Higher plants have evolved multilayered defense signaling systems that are based on the generation and perception of small molecules. These signaling pathways provide warning of incoming danger, triggering not only local resistance responses but also long-distance signals that lead to the protection of the whole plant against subsequent attack. This induced resistance against pathogens and herbivores often involves the production of alkaloids, terpenes, phenolics, and other small molecules with toxic and deterrent properties. However, although there are thousands of known plant metabolites with direct defensive functions, relatively few signaling molecules have been identified. Among these, salicylate, jasmonate, and related metabolites are the most extensively studied, and likely have universal functions as components of pathways leading to the induction of both local and systemic plant defense responses.

Salicylate and jasmonate-dependent signaling pathways in plants are presumed to have their evolutionary origins in the production of metabolites with a direct defensive function. Salicin, a metabolic precursor of salicylate, has a protective function in plants such as willows, and lipid intermediates in jasmonate biosynthesis also have been implicated in plant defense. For plants under attack, the induction of a local defense response is a reliable indicator of pests or pathogens that have the potential to spread more widely. Small molecules that are phloem mobile or even volatile, e.g., methyl salicylate and methyl jasmonate, provide an efficient means for propagating a systemic signal. Thus, by eliciting additional defenses and turning on signaling pathways, secondary metabolites (SMs) can contribute to a signal amplification loop that prepares otherwise naïve plant tissue for imminent attack.

Plant defense signaling does not occur through linear pathways, but rather is a complex network with numerous examples of crosstalk and an ever increasing number of known signaling molecules. In particular, the accumulation of certain SMs not only provides direct protection against disease and herbivory, but also serves as a trigger for further plant defense responses. For instance, our own work shows that 4-methoxyindol-3-ylmethylglucosinolate in Arabidopsis thaliana not only protects against pathogens and herbivores, but also elicits callose production as a secondary defense response. Azelaic acid is a phloem-mobile metabolite that can prime salicylate-dependent plant responses (Jung et al., 2009) and, as suggested by its use as a human acne treatment, also has antimicrobial properties. Production of reactive oxygen species has long been implicated in plant resistance to disease and herbivory.
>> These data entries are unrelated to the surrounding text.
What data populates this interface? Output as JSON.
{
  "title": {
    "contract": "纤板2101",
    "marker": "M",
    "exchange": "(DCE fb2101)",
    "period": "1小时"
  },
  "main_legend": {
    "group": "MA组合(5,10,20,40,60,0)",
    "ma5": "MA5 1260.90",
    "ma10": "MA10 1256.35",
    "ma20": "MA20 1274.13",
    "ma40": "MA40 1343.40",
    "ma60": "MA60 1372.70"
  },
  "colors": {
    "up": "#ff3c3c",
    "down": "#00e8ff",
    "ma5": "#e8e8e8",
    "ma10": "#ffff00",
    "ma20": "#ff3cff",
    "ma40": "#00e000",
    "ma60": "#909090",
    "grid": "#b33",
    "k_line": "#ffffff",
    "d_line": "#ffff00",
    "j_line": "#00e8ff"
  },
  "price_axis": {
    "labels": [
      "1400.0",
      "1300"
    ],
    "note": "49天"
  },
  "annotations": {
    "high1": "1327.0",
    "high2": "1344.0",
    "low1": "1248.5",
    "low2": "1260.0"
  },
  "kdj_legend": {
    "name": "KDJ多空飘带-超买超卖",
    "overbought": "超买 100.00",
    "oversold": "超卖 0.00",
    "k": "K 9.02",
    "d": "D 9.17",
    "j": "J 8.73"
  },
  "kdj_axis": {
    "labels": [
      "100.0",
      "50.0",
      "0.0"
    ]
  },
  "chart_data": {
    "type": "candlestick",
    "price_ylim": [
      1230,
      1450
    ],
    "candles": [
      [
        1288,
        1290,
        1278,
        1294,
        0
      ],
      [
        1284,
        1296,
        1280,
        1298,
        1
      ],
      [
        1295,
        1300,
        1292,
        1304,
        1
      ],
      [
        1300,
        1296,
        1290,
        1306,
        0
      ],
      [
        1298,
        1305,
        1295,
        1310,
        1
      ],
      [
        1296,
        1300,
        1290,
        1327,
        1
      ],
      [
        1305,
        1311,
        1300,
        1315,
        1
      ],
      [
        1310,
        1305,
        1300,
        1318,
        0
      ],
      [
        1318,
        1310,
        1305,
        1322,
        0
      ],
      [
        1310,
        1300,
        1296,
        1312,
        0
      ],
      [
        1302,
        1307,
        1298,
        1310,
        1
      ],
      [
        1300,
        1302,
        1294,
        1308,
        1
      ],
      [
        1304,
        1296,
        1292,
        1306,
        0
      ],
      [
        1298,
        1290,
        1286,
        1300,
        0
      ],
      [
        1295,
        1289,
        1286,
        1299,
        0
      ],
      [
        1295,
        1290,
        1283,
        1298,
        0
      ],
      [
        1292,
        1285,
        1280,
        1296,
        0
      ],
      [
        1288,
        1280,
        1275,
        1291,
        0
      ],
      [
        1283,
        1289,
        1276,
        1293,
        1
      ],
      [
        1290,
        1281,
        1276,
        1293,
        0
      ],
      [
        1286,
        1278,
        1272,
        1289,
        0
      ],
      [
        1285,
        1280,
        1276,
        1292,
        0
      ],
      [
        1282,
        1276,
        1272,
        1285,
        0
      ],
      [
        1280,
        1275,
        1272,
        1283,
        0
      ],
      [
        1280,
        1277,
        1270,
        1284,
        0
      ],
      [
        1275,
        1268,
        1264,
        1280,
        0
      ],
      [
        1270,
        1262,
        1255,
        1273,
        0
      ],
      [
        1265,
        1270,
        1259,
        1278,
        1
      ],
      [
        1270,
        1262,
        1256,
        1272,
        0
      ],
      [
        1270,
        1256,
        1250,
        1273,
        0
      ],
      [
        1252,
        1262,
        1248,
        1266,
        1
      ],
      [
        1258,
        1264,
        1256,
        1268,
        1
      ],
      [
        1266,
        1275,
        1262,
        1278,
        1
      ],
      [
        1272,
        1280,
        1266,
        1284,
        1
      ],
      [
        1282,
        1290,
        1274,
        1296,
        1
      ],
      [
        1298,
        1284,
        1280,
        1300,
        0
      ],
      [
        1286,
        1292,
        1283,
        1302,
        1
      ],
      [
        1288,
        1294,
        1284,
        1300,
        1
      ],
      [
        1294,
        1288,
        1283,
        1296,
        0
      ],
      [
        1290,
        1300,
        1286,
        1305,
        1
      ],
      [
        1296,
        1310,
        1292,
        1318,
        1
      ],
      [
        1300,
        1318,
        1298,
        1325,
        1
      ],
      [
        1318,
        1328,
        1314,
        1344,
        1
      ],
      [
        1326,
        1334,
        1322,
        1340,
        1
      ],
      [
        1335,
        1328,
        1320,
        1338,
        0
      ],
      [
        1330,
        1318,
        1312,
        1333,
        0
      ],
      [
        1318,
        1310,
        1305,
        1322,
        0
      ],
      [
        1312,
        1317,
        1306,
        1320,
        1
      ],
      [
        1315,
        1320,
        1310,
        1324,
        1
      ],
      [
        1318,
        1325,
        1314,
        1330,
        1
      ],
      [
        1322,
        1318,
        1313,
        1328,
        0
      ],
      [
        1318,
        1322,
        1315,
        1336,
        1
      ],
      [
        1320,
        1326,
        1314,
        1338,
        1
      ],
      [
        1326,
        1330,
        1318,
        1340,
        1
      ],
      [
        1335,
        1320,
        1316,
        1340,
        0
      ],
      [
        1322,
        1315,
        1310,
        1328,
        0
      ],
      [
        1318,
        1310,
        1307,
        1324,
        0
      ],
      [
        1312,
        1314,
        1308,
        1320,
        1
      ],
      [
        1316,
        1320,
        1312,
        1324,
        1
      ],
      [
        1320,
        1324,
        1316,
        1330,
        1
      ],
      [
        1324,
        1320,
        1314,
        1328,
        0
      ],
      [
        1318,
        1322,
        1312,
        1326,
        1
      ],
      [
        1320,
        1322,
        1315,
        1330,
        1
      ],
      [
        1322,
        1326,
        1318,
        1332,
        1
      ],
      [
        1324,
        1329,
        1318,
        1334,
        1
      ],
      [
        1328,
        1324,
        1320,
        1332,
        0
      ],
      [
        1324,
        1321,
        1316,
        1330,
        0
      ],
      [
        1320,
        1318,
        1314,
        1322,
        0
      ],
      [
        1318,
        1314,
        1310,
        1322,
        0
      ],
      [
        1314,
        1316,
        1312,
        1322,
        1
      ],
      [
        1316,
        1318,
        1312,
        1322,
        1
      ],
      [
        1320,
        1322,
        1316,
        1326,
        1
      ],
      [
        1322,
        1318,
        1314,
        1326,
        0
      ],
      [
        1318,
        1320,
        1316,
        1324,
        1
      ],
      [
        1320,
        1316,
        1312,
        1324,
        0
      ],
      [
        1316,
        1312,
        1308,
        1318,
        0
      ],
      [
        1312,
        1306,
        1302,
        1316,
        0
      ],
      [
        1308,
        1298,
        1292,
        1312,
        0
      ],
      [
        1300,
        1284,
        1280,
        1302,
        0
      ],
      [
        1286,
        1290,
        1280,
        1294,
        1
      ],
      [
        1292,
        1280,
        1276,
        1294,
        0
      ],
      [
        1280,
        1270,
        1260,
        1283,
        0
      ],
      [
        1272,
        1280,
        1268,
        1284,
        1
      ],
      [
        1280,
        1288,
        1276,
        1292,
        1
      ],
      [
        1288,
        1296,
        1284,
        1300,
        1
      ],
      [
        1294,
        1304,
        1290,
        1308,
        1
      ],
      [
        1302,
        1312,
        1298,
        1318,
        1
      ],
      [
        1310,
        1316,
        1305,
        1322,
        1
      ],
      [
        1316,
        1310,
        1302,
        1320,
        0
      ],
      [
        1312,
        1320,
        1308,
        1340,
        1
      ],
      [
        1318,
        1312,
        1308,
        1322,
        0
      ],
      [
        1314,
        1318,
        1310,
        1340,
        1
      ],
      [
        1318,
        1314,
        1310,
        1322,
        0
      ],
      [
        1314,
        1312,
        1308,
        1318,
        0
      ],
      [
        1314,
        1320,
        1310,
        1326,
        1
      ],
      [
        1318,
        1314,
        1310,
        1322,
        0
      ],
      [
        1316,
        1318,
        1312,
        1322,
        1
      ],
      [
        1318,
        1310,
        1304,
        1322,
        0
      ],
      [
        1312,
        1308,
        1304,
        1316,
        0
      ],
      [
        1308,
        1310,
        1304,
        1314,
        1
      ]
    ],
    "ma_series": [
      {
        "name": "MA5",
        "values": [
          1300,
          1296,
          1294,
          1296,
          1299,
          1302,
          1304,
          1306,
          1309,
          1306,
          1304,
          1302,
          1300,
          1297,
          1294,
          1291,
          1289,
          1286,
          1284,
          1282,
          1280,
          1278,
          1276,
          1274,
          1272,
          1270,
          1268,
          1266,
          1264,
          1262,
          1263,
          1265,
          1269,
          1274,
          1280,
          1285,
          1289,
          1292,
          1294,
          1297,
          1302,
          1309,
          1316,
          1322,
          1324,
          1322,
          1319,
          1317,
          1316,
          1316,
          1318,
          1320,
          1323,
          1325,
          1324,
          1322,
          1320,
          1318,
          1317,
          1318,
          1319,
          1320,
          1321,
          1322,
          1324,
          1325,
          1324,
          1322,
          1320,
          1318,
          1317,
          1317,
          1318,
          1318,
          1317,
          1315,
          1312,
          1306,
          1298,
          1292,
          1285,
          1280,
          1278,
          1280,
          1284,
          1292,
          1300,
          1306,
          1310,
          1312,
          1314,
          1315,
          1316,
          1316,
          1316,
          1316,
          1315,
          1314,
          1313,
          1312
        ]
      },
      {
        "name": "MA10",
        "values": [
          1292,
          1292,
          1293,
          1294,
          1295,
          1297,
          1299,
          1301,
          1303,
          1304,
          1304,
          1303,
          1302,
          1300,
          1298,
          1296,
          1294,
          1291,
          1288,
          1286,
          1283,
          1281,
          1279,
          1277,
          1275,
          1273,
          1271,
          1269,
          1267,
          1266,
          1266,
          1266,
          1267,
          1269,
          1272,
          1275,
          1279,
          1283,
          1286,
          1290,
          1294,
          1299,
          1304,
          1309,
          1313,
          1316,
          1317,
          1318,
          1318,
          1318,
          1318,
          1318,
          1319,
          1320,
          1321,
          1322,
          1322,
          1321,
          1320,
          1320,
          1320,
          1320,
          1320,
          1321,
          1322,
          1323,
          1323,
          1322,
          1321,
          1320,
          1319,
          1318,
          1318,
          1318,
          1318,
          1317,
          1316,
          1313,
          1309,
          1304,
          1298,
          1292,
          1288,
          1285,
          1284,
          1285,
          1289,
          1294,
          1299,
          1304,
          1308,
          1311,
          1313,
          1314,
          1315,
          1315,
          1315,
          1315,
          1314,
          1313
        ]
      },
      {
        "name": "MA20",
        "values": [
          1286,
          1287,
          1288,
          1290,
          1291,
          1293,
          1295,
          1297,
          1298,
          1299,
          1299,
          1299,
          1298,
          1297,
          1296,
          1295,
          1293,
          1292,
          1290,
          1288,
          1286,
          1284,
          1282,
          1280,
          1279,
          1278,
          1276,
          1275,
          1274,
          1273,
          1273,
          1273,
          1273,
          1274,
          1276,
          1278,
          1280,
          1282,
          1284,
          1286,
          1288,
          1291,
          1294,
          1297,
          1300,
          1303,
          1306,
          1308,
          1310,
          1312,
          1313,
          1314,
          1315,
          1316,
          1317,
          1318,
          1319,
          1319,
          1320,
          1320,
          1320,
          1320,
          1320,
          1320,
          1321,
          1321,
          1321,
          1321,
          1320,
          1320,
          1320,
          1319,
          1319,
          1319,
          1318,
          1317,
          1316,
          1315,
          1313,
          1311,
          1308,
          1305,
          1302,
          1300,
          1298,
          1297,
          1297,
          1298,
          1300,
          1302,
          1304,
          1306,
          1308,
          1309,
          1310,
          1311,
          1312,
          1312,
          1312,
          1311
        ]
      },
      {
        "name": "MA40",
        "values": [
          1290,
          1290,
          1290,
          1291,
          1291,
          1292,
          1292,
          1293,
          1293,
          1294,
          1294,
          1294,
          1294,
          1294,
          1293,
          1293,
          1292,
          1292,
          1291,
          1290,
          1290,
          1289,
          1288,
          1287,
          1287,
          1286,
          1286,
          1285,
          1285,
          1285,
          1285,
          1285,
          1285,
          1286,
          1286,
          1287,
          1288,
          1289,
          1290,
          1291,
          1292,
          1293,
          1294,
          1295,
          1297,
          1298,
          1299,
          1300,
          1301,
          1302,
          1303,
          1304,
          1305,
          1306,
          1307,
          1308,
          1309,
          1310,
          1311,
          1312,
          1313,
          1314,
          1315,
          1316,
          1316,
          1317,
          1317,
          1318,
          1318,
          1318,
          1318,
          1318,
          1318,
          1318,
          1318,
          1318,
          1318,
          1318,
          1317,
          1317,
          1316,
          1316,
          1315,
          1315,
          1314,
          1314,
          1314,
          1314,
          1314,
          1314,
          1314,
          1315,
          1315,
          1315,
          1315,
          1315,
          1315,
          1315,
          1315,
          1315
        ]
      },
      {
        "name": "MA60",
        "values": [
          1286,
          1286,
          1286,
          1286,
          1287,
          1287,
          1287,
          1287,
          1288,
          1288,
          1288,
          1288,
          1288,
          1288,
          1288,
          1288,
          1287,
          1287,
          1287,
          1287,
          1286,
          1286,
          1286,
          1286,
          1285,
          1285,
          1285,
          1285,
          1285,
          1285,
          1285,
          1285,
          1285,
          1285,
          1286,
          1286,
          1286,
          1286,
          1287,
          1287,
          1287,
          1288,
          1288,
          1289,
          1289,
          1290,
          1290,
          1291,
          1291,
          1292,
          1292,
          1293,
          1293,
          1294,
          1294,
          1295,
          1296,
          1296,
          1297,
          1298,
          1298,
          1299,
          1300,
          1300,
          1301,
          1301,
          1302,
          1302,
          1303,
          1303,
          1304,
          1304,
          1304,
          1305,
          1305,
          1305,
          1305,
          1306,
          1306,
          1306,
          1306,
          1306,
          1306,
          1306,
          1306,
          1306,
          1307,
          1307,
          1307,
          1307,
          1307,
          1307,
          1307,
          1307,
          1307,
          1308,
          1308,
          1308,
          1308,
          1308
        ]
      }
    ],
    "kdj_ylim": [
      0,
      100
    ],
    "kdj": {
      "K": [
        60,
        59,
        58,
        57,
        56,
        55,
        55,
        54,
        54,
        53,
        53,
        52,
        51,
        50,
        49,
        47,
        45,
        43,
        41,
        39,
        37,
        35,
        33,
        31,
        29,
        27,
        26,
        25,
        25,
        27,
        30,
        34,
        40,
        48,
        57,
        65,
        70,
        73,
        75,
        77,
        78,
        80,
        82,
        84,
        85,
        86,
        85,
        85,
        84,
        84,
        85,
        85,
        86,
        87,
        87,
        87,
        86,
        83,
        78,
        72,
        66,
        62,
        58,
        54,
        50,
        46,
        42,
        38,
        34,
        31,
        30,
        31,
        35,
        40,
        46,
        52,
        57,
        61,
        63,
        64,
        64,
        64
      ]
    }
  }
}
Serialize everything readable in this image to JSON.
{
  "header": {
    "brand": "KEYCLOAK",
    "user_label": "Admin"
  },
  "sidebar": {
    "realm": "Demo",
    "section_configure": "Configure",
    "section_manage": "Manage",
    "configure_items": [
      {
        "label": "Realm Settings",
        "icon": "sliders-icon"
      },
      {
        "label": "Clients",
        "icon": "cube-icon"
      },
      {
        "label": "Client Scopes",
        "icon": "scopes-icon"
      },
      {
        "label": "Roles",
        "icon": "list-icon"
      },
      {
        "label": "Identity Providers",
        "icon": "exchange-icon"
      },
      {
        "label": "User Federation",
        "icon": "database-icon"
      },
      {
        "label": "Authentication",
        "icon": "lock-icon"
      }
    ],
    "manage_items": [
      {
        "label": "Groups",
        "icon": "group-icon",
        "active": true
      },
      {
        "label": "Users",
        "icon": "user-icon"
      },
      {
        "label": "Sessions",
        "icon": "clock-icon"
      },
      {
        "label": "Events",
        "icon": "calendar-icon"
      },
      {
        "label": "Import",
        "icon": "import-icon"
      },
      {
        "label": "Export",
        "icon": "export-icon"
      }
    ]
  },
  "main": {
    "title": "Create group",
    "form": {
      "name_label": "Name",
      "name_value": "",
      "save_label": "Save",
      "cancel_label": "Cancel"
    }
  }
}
More recently, hydrogen peroxide was reported as a key reactive oxygen signal in plant immune responses, acting downstream or independently of salicylate and jasmonate signaling pathways (Miller et al., 2009).

Just as the great diversity of plant SMs is required for defense against multiple threats, there is likely also natural selection for a diversity of defense signaling pathways. Species-specific pathways should be less susceptible to interference by herbivores and pathogens, either through the targeted degradation of plant-derived signals or by the insertion of interfering molecules, e.g., the jasmonate-isoleucine mimic coronatine, which promotes virulence of plant-pathogenic Pseudomonas syringae bacteria (Uppalapati et al., 2007). In this respect, defensive SMs may be particularly suitable as plant signaling molecules. These compounds exhibit great chemical diversity, generally are resistant to catabolism by non-specialist pathogens and herbivores, show increased local accumulation in response to infection or herbivory, and can spread through the plant vasculature to provide a systemic signal.

Given that the vast majority of plant SMs have been investigated primarily for their function as direct defenses, there are numerous opportunities for discovering as yet unidentified or incipient signaling pathways. New research tools, including metabolite profiling by mass spectrometry and analysis of gene expression by high-throughput sequencing, make it cost-effective to study global responses in non-model species. One approach would be an examination of plant responses to well-studied SMs, specifically to determine whether phloem and xylem-mobile toxins, e.g., nicotine, elicit additional systemic responses. New signaling molecules also may be discovered through systematic analysis of the countless unidentified plant metabolites that accumulate in response to pathogens and herbivores. Conducting such research with well-studied model species such as A. thaliana, rice, or tomato will make it possible to move beyond the identification of new signaling molecules to finding the genes and enzymes involved in their biosynthesis and response pathways.